If I’ve learned anything living in the U.S. it is righteous indignation. I have observed how Americans are not always willing to sit back and wait for government (local, state and federal) to take care of things especially in areas where a perceived or real injustice is happening. Case in point – the gulf oil spill; I’ve been following this quite closely and it’s fair to say the American people are outraged. This outrage has been directed all the way from BP to the President and in bowing to the pressure BP has set up a $20 billion compensation fund for the victims. And this is doesn’t even cover what they are expected to pay out in liability.

So, where am I going with this? Well, as I look inwards I have to ask myself and my fellow Zambians - where is our moral outrage? While we do not carry the burden of oil borne by the West Africans we do have copper, cobalt, fertile land, and other resources whose riches are out reach for most of us. We’ve heard the complaints from miners working to extract copper about unsafe conditions coupled with low wages, and what are we doing? Waiting for the government to step in and correct things?

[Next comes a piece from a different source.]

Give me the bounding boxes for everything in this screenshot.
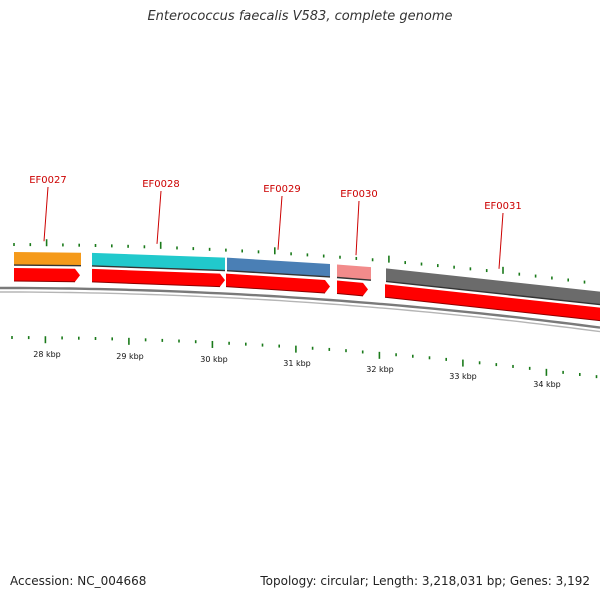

Pardon me my scepticism but when was the last time our government and its leaders had the backbone to stand up to a multi-national corporation accused of wrong doing? Was it after 49 people were killed in Chambishi at the BGRIMM Explosives Plant? That would be NO. At last check the findings from the 2005 explosion were still nowhere to be seen, and once again we’re left scratching our heads making small whimpers that are drowned out by large earth moving vehicles extracting minerals from our land and taking the wealth elsewhere.   

I am not going to get into a philosophical discussion about the role of government that can wait another day but I will say this – to achieve any meaningful change we, as Zambians and Africans as a whole, have to take a more visible role in matters. The challenges are great but can be overcome one battle at a time. And, no, this is not a call for anarchy but for us to become active citizens.

So, instead of just importing the worst of American culture in the form of trashy reality shows and misogynistic music let us embrace the best they have to offer, righteous indignation channelled through activism.

Putting words into action:

I have finished drafting my letter to former Zambian finance minister and current Chilanga MP, Ng’andu Magande, asking about his plans (if any exist) to re-introduce the mining windfall tax through parliament. I touched on this in an earlier post.

I am also following the example set by Chola Mukanga (Zambian Economist blogger) in demanding that government release information about the valuation of our national telecom company, Zamtel, which was recently sold to the Libyan government for $257 million. See here and here for more information. 

2 comments:

"I have finished drafting my letter to former Zambian finance minister and current Chilanga MP, Ng’andu Magande, asking about his plans (if any exist) to re-introduce the mining windfall tax through parliament."

This is great!

The more we do this the better. I suspect many people want to write, but kind of feel despondent. At least thats what politicians are hoping!

I sent my letter via email to his parliament addy and the one available on his blog. And surprise, surprise the parliament email bounced. LOL. But at least one made it through, right.

Definitely going to follow up with Zampost.